Mit dem Begriff „Straßenhunde“ verbinden wir sehr unterschiedliche Bilder. Einerseits denken wir an die Freiheit und Unabhängigkeit der Straße, Sozialromantik irgendwie, andererseits tauchen vor unserem inneren Auge Bilder unendlicher Grausamkeit und schlimmster Zustände auf. Die Wahrheit liegt irgendwo zwischen diesen beiden Extremen.

 

Eigene Erfahrungen statt Propaganda

 

Sendungsmacherin Karin Immler, lässt 2 Menschen zu Wort kommen, die tatsächlich aus eigenem Erleben von den Straßenhunden berichten können. Sandra Pfaffinger ist Hundetrainerin aus Österreich und lebt seit 3 Jahren in Snagov, Rumänien. Dort betreibt sie die erste und einzige positiv arbeitende Hundeschule „natürlich mit Hund“ in der Umgebung von Bukarest. Außerdem engagiert sie sich für das SPEP – Stray Prevention and Education Program und betreibt unermüdlich Propaganda für Kastrationsprogramme.

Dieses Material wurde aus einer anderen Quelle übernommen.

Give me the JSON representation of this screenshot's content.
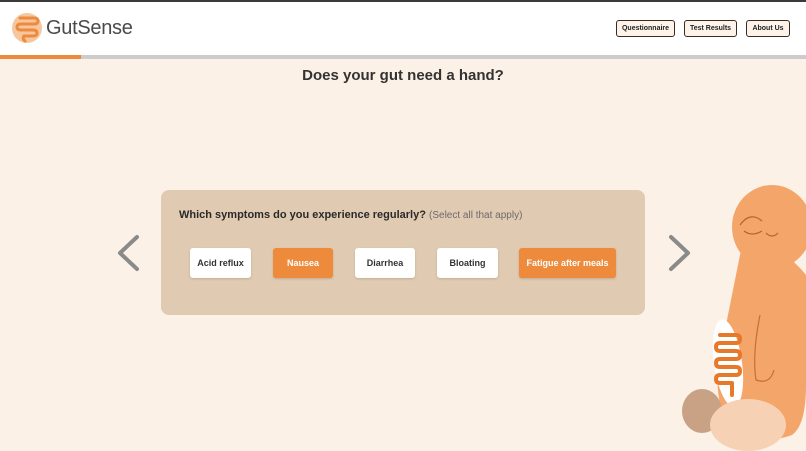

Warum ist für Kastrationen im Ursprungsland spenden soviel „unsexier“ als aus Tötungen „retten“?  Sandra Pfaffinger

nach der Kastration werden die Hunde zurück in ihr Revier gebracht, wo sie von den Kumpels schon erwartet werden.

Die Hundetrainerin, die auch immer wieder Straßenhunde zu sichnimmt und verbildlich vermittelt, hat eine interessante Rechnung aufgestellt, wieviele Kastrationen mit dem Geld vorgenommen werden könnten, das der Betrieb eines Shelters im Jahr kostet. Eine beeindruckende Bilanz, die noch mehr verdeutlicht, wie wichtig Kastrationsevents, wie sie genannt werden, vor Ort sind.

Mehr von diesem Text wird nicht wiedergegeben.